И вот на таком уровне междусобойчика она хотела приручить стреляного, измотанного, грамотного мужика. И когда это не получалось, она раздражалась. Она хотела, чтобы я был Эринькой, а она была бы просто Катей, но ведь разговор шел о всей моей жизни, о судьбах искусства, а она это хотела свести к своей стареющей плоти и претензиям.
Рядом с Фурцевой я вижу Демичева. Демичева зовут химиком не в том смысле, что это якобы его профессия, а в том, что он всегда "химичит".
Демичев, конечно, со мной разговаривал не так, как Фурцева, но привкус был тот же. Он говорил, что он меня очень уважает за смелость, говорил, что поможет мне, но я должен помириться с художниками. На это я ему ответил: "Петр Нилович, вы знаете, на Первый съезд художников я прошел большинством голосов, так что с художниками я не поссорился". Он сказал: "А, бросьте, вы же понимаете, кто для меня являются художниками. Для меня художниками являются руководители президиума Союза и Академии, а с ними вы в ссоре".

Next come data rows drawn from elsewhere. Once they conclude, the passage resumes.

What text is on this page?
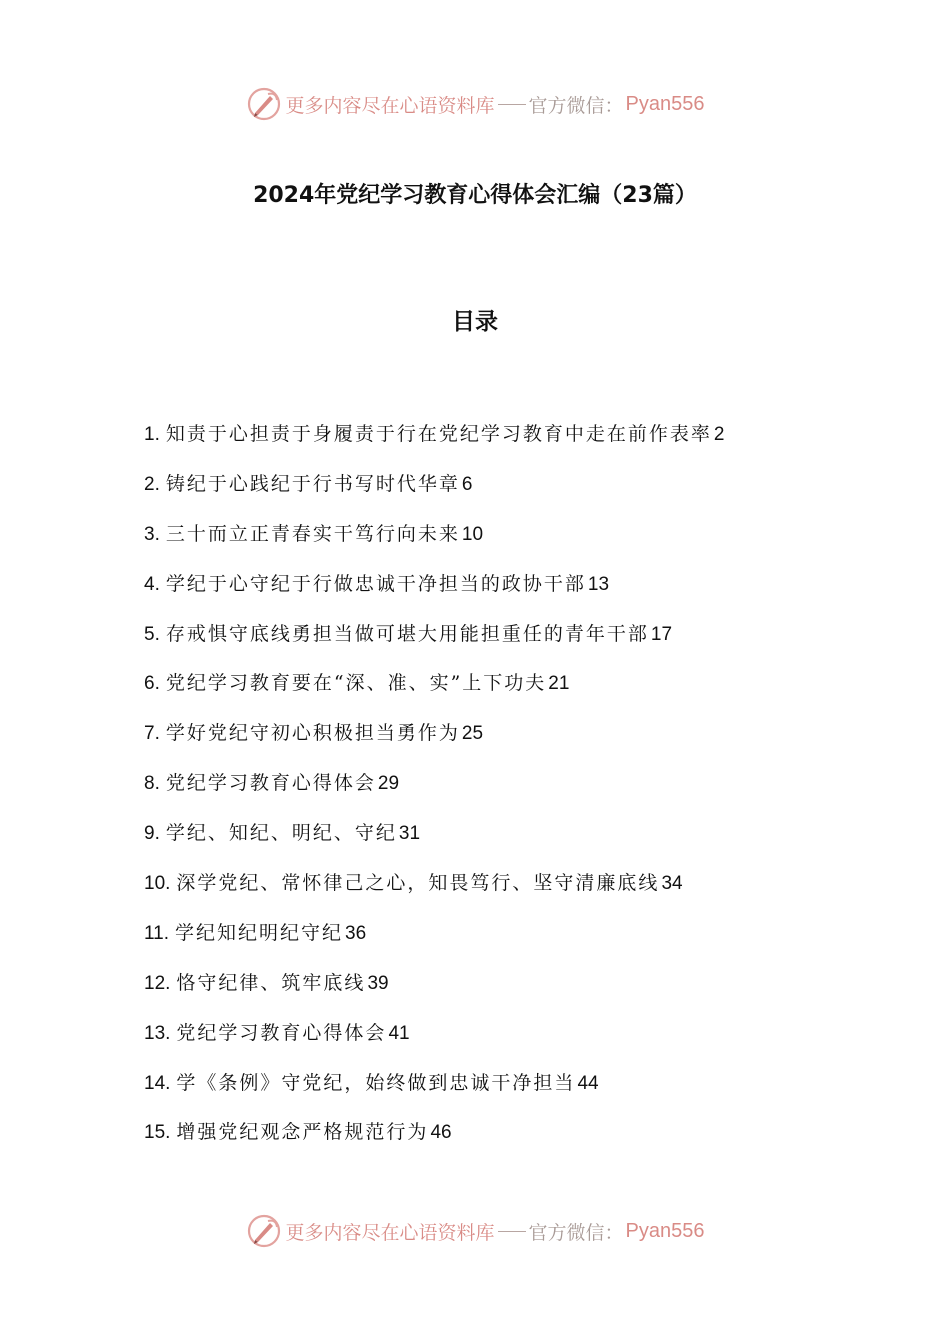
更多内容尽在心语资料库 官方微信： Pyan556
2024年党纪学习教育心得体会汇编（23篇）
目录
1. 知责于心担责于身履责于行在党纪学习教育中走在前作表率 2
2. 铸纪于心践纪于行书写时代华章 6
3. 三十而立正青春实干笃行向未来 10
4. 学纪于心守纪于行做忠诚干净担当的政协干部 13
5. 存戒惧守底线勇担当做可堪大用能担重任的青年干部 17
6. 党纪学习教育要在“深、准、实”上下功夫 21
7. 学好党纪守初心积极担当勇作为 25
8. 党纪学习教育心得体会 29
9. 学纪、知纪、明纪、守纪 31
10. 深学党纪、常怀律己之心，知畏笃行、坚守清廉底线 34
11. 学纪知纪明纪守纪 36
12. 恪守纪律、筑牢底线 39
13. 党纪学习教育心得体会 41
14. 学《条例》守党纪，始终做到忠诚干净担当 44
15. 增强党纪观念严格规范行为 46
更多内容尽在心语资料库 官方微信： Pyan556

И далее: "Ну, что же вы, как бык, уперлись в стену. Я уважаю ваше упрямство, но нет, чтобы отойти в сторону. Вот вы знаете, первопечатник Иван ведь имел уже вместо кириллицы собственный шрифт, а печатал на кириллице. Он понимал, что не время, его бы разорвали. Я не призываю вас к компромиссам, но и вы меня должны понять. Чтобы я вам мог помочь, вы должны печатать свои идеи на кириллице, а иначе я беспомощен!" Вот на таком уровне партийной лисы он со мной разговаривал.

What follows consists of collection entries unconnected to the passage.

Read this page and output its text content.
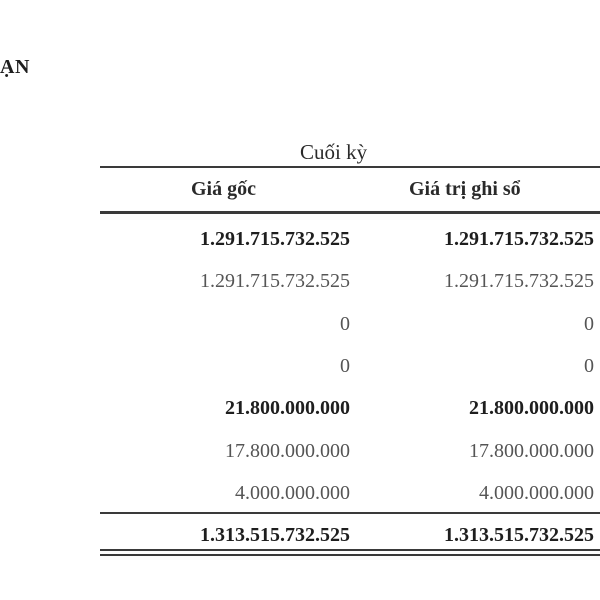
ẠN
Cuối kỳ
Giá gốc	Giá trị ghi sổ
1.291.715.732.525	1.291.715.732.525
1.291.715.732.525	1.291.715.732.525
0	0
0	0
21.800.000.000	21.800.000.000
17.800.000.000	17.800.000.000
4.000.000.000	4.000.000.000
1.313.515.732.525	1.313.515.732.525
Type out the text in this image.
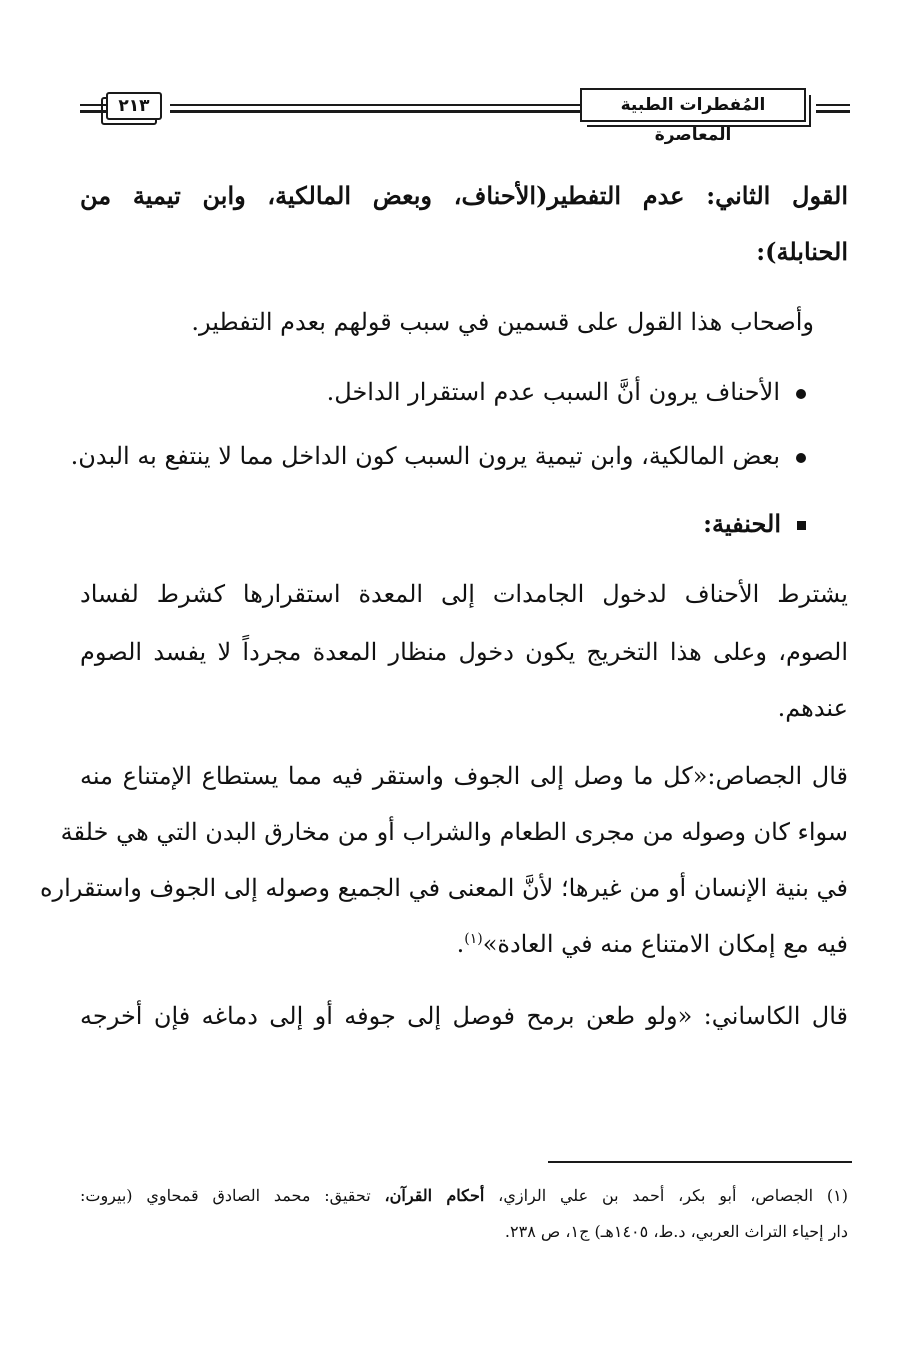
٢١٣	المُفطرات الطبية المعاصرة
القول الثاني: عدم التفطير(الأحناف، وبعض المالكية، وابن تيمية من
الحنابلة):
وأصحاب هذا القول على قسمين في سبب قولهم بعدم التفطير.
الأحناف يرون أنَّ السبب عدم استقرار الداخل.
بعض المالكية، وابن تيمية يرون السبب كون الداخل مما لا ينتفع به البدن.
الحنفية:
يشترط الأحناف لدخول الجامدات إلى المعدة استقرارها كشرط لفساد
الصوم، وعلى هذا التخريج يكون دخول منظار المعدة مجرداً لا يفسد الصوم
عندهم.
قال الجصاص:«كل ما وصل إلى الجوف واستقر فيه مما يستطاع الإمتناع منه
سواء كان وصوله من مجرى الطعام والشراب أو من مخارق البدن التي هي خلقة
في بنية الإنسان أو من غيرها؛ لأنَّ المعنى في الجميع وصوله إلى الجوف واستقراره
فيه مع إمكان الامتناع منه في العادة»$^{(١)}$.
قال الكاساني: «ولو طعن برمح فوصل إلى جوفه أو إلى دماغه فإن أخرجه
(١) الجصاص، أبو بكر، أحمد بن علي الرازي، أحكام القرآن، تحقيق: محمد الصادق قمحاوي (بيروت:
دار إحياء التراث العربي، د.ط، ١٤٠٥هـ) ج١، ص ٢٣٨.
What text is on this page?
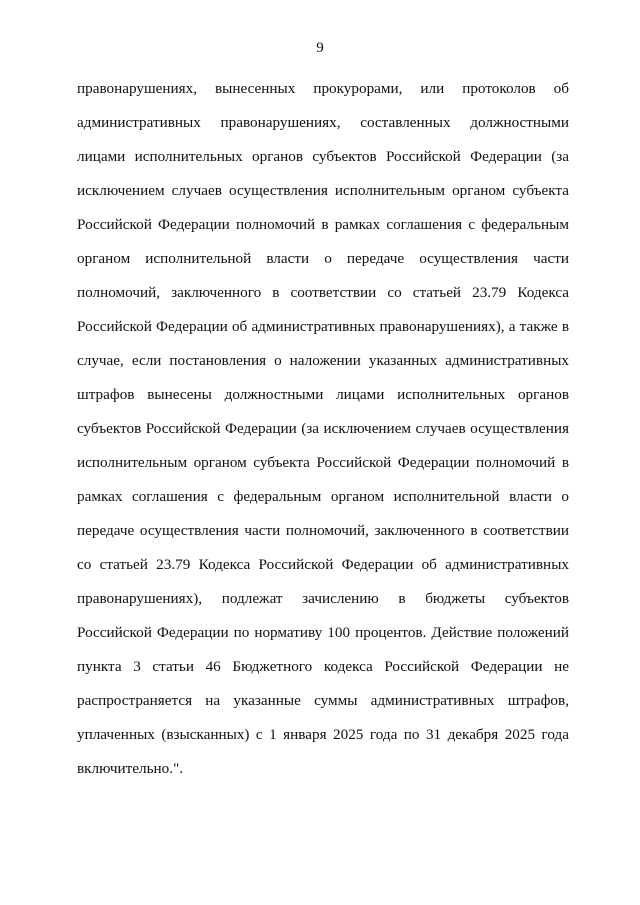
9
правонарушениях, вынесенных прокурорами, или протоколов об
административных правонарушениях, составленных должностными
лицами исполнительных органов субъектов Российской Федерации (за
исключением случаев осуществления исполнительным органом субъекта
Российской Федерации полномочий в рамках соглашения с федеральным
органом исполнительной власти о передаче осуществления части
полномочий, заключенного в соответствии со статьей 23.79 Кодекса
Российской Федерации об административных правонарушениях), а также в
случае, если постановления о наложении указанных административных
штрафов вынесены должностными лицами исполнительных органов
субъектов Российской Федерации (за исключением случаев осуществления
исполнительным органом субъекта Российской Федерации полномочий в
рамках соглашения с федеральным органом исполнительной власти о
передаче осуществления части полномочий, заключенного в соответствии
со статьей 23.79 Кодекса Российской Федерации об административных
правонарушениях), подлежат зачислению в бюджеты субъектов
Российской Федерации по нормативу 100 процентов. Действие положений
пункта 3 статьи 46 Бюджетного кодекса Российской Федерации не
распространяется на указанные суммы административных штрафов,
уплаченных (взысканных) с 1 января 2025 года по 31 декабря 2025 года
включительно.".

Или еще: Белашова, председатель Союза художников. Женщина, которая взяла уничтоженную маcку спеца. Она говорила все то же, что и Вучетич, но произносила это с привкусом стареющей дамы из бывших. Она говорила: "статюэтки", "соцьреализм", она говорила: "дюша". И это нравилось функционерам партии, потому что простой гангстер Вучетич корнал так же, как они, а тут ведь и с нами интеллигенция. Символом интеллигентности была ее челка а ля Ахматова и фиолетовая шаль. Это была партийная дама, микро-Коллонтай, специалистка по ловле душ либеральных интеллигентов. Она призывала к совести, чести, национальному самосознанию. Меня она не обманула и за это страшно невзлюбила. Я ей сказал, притом публично: "Я подозреваю, что вы были домработницей у какой-нибудь мхатовской артистки". Я даже не догадывался, как я был прав. Действительно, эта "интеллигентка" была домработницей, правда, не у мхатовской, а у вахтанговской артистки. Там она нахваталась старокультурных манер, которыми она уснащала древнеполицейские идеи, и этим нравилась партии в период так называемой оттепели.

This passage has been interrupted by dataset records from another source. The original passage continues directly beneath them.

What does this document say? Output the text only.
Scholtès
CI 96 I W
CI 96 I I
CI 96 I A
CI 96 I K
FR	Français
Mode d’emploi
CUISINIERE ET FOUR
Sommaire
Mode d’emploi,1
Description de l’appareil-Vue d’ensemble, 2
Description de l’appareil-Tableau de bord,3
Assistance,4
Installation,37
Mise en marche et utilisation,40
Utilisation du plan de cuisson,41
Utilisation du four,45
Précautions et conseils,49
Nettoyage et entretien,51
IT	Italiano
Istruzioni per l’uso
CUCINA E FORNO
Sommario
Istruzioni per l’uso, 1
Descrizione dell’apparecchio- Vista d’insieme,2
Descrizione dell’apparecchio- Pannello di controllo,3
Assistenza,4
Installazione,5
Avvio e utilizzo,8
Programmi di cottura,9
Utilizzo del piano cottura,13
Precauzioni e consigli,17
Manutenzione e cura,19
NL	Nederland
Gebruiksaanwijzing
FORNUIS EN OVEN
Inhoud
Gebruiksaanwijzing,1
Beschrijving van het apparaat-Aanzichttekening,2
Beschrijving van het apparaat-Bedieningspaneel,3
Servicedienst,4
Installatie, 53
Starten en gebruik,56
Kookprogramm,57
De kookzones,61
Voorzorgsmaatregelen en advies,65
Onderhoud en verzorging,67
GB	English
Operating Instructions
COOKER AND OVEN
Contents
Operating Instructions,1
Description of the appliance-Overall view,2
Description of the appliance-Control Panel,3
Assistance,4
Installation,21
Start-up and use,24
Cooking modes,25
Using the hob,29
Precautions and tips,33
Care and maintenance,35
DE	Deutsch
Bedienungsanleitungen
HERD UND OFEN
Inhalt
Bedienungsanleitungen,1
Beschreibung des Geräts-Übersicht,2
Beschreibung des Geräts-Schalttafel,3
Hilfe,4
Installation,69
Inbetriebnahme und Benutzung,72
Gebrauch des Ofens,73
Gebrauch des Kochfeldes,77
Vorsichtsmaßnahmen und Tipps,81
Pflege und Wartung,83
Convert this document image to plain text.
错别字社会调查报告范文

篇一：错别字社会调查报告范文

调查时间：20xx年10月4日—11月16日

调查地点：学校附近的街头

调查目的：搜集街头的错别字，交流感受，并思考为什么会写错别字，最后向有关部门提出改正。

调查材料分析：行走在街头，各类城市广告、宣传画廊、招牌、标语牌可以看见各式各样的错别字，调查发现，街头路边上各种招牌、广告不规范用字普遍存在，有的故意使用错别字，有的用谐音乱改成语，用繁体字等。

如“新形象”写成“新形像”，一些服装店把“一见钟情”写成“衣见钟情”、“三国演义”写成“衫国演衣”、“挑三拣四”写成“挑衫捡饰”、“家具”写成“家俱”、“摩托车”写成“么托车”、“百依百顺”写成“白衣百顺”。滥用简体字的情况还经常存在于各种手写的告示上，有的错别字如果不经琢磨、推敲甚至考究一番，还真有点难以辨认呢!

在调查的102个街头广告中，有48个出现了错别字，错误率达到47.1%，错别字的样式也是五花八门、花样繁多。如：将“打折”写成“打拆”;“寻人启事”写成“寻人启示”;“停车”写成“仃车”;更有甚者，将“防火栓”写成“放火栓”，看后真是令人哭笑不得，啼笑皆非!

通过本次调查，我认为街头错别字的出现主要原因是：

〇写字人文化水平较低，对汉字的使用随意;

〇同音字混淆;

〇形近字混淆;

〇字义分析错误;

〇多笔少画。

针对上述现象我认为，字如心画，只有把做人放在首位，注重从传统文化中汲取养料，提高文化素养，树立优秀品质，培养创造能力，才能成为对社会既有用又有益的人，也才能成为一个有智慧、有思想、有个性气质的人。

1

По этому поводу я часто думал: "Интересно, как я закончу жизнь среди всех этих стареющих девочек и мальчиков?" Я был уверен, что меня не расстреляют. Мне просто скажут: "Эрик, ты нам всегда мешал, ты всегда лепил то, что нас раздражает: и Катеньку, и Петеньку, и Никитушку. Ты даже не выпускал стенгазетушку, ты ни разу не участвовал в нашем хоре самодеятельности. Мы не хотим тебе сделать больно, мы же не убийцы, мы же либералы и гордимся тем, что уклонились от затягивания петли на шее. Так повесься сам - и веревочка хорошо намылена, и семья твоя будет довольна, что тебя не убили".